Pablo v. People

G.R. No. 231267

February 13, 2023




                In time for the celebration of All Soul’s Day, traffic rerouting was enforced and a road near Loyola Memorial Park was closed. In the evening of November 2, 2012, TE Barrios and TE Rolando Belmonte were stationed along the bridge at Barangay Sto. Nino Marikina City where they carried out their duty of implementing traffic rules. Both were in complete uniform. At 6:40pm, they flagged down a passenger taxi driven by Pablo because the latter entered a closed road despite the no entry signage. When TE Barrios asked Pablo to hand over his driver’s license for the issuance of a violation ticket, the latter refused. They called for assistance from other CTMDO enforcers nearby but Pablo stood his ground. They asked the two passengers to transfer to another taxi. Irked, Pablo pulled out a gun, aimed at the traffic enforcers. They moved away then Pablo endeavored to escape but the former blocked his way with a long table. Two police officers responded. They frisked Pablo and recovered a .45 pistol, 2 magazines, bullets, firearms license and permit to carry firearm. They were able to confiscate his driver’s license and gave it to TE Barrios.

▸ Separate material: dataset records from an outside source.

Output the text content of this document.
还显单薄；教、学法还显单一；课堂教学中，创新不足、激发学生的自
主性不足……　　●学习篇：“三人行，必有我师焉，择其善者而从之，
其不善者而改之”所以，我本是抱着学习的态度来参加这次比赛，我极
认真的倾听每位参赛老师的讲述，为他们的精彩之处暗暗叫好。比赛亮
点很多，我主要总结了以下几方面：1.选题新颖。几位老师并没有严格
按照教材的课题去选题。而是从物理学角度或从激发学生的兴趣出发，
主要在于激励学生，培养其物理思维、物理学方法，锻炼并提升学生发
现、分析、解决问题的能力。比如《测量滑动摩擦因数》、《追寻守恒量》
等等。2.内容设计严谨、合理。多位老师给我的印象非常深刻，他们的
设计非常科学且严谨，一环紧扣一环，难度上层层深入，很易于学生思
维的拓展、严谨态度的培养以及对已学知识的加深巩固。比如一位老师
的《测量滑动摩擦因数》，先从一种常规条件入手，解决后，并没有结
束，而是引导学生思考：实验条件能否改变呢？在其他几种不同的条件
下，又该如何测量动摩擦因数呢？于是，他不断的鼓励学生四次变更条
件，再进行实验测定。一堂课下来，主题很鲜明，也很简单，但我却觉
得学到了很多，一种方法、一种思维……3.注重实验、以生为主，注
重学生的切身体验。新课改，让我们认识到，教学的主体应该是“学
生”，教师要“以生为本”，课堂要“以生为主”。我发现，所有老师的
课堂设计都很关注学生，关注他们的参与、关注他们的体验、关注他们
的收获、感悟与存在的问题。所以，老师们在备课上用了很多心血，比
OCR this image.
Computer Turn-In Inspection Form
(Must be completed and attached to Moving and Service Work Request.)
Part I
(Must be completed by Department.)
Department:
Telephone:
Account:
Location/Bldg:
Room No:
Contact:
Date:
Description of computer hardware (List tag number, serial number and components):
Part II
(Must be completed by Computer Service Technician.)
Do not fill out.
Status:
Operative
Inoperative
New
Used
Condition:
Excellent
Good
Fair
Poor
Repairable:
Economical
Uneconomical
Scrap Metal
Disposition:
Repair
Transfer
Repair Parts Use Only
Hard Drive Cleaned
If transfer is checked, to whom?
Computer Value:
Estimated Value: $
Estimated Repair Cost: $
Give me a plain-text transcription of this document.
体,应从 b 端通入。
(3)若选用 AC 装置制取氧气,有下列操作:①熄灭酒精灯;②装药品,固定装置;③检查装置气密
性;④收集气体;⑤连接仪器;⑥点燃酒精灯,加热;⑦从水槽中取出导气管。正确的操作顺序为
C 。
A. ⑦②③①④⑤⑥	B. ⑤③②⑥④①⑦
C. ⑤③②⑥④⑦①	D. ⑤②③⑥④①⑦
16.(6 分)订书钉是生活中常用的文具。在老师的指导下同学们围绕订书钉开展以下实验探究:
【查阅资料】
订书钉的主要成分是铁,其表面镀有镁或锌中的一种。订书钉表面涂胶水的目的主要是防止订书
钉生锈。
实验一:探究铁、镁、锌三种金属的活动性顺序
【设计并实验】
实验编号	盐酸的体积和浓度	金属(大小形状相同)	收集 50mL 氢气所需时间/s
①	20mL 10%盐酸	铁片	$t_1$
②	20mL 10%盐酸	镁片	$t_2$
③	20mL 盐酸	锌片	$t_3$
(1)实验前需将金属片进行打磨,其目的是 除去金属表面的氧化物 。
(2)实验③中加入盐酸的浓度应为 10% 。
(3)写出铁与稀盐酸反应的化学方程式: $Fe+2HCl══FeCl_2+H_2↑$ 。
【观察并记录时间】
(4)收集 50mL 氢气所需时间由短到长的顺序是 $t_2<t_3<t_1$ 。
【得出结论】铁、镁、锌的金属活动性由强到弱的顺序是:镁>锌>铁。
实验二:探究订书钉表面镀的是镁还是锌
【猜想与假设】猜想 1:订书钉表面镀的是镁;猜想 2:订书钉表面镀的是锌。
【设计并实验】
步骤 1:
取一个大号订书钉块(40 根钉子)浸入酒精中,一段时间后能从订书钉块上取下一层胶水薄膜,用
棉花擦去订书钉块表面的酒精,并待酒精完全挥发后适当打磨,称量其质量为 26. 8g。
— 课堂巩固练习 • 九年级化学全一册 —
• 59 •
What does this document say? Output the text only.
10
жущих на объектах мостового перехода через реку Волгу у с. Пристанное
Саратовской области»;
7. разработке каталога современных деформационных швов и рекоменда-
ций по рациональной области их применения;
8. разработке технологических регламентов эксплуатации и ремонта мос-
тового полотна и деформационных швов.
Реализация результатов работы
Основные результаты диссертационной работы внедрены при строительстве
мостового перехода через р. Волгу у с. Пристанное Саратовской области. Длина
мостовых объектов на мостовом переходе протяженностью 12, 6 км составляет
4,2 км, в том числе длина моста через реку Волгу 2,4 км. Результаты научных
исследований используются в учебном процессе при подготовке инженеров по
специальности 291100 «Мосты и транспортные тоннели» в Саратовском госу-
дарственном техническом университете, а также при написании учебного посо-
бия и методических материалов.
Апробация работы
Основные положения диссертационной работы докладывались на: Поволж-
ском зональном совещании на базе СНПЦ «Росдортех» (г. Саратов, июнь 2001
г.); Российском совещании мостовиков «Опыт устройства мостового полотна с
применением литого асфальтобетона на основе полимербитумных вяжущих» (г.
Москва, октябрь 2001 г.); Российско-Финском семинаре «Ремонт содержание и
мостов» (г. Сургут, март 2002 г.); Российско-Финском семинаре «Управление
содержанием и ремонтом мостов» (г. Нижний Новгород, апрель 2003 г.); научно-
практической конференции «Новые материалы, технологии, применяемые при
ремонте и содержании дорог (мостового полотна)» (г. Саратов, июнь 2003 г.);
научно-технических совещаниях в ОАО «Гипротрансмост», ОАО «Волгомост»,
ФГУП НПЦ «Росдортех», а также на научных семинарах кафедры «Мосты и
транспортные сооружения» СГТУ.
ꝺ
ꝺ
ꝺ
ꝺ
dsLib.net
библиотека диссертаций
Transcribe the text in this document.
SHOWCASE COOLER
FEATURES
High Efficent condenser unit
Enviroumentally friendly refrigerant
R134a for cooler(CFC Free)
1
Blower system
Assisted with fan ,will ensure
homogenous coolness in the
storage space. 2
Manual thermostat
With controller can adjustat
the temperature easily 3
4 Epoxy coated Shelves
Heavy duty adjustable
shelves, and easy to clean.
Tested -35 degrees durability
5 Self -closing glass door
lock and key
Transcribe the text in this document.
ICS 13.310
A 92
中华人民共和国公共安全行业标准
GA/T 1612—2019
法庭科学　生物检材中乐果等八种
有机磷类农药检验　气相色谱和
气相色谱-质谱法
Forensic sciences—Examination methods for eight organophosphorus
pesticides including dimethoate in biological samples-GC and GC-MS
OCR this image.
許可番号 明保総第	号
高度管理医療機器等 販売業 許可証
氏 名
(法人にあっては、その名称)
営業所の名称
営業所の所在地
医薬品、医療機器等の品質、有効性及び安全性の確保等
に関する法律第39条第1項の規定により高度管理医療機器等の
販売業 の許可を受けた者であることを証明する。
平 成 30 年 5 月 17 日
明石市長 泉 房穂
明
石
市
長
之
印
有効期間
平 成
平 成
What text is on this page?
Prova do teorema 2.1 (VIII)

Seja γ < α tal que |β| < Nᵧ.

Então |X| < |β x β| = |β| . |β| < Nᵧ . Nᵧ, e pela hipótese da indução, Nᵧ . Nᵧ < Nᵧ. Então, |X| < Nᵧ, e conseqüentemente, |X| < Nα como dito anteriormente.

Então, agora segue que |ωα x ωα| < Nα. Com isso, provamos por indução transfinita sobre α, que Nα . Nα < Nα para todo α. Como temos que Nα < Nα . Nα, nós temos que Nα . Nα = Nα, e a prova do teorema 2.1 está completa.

                Pablo was driving a taxi with 2 passengers. When they reached the bridge, he noticed the route changes because of the holiday. He then followed 2 tricycles on the same route. While he maintained not seeing a “No Entry” sign, he observed that traffic enforcers signaled to the two tricycle drivers to turn back. He however proceeded and drove towards the traffic enforcers to ask for direction, but the latter demanded him to surrender his driver’s license before he even had the chance to ask. When TE Barrios arrived, he shouted at Pablo and sat in the latter’s passenger seat while holding handcuffs. TE Barrios noticed a gun inside Pablo’s taxi. He stayed inside the taxi while TE Barrios disembarked and radioed for police officers. When the police arrived, he was brought to the Marikina Police Station where he learned that the traffic enforcers were complaining and he was being charged for pointing a gun at them.


MeTC convicted Pablo for Resistance and Serious Disobedience. RTC reversed MeTC decision and found him guilty of the 2nd form of Direct Assault. The CA affirmed the RTC’s findings. Pablo insists that TE Barrios and TE Belmonte were not proven to be persons in authority or agents of persons in authority to complete the elements of the 2nd form of Direct Assault.


                Whether or not Pablo is guilty of the 2nd mode of direct assault.


                Yes. Direct assault in its 2nd form as defined in Mallari v. People, that “any person or persons who, without a public uprising, shall attack, employ force, or seriously intimidate or resist any person in authority or any of his agents, while engaged in the performance of official duties, or on occasion of such performance. Under BP 873, it laid down the characterization of an agent of persons in authority:

                Any person who, by direct provision of law, by election or by appointment by competent authority, is charged with the maintenance of public order, protection and security of life and property, such as barrio councilor, barrio police and barangay leader, and any person who comes to the aid of persons in authority, shall be deemed an agent of a person in authority.

                Logic and discernment dictate that traffic enforcers, in general, are duty-bound to preserve public order by enforcing traffic laws, ordinances, and rules, by monitoring and directing the flow of traffic, and by apprehending erring drivers among others. It cannot be gainsaid that traffic enforcers are agents of persons in authority for they in fact maintain public order. In this case, TE Barrios and TE Belmonte were performing their official duties when they apprehended Pablo for his traffic violation. They were both in complete official uniform required of Marikina Traffic enforcers, viz., a green shirt with the CTMDO patch and their respective name tags, paired with black plants.

                In US v. Gumban, the amount of force employed against agents of persons in authority spells the difference between direct assault and resistance of disobedience. It is said in these 2 cases that any force is not sufficient to constitute an assault, but that it is necessary to consider the circumstances of each case to decide whether the force3 used is, or is not, sufficient to constitute assault upon an agent of authority. Previous convictions for direct assault against an agent of a person in authority involve force that is more severe than slapping and punching.

                It is noteworthy to emphasize that while Mallari case focused on the force employed that would establish Direct Assault, this Court finds that the successive acts of pulling out a gun then aiming the same towards the agent of persons in authority constitute serious intimidation. The act of pointing and aiming a gun may not be as forceful as described in Mallari, but the same is serious enough even to an agent of persons in authority. Prudence dictates that one cannot simply pull out a gun and aim towards a person in a heat of argument or altercation. Therefore, Pablo’s acts amounted to Direct Assault of an agent of persons in authority in its 2nd form.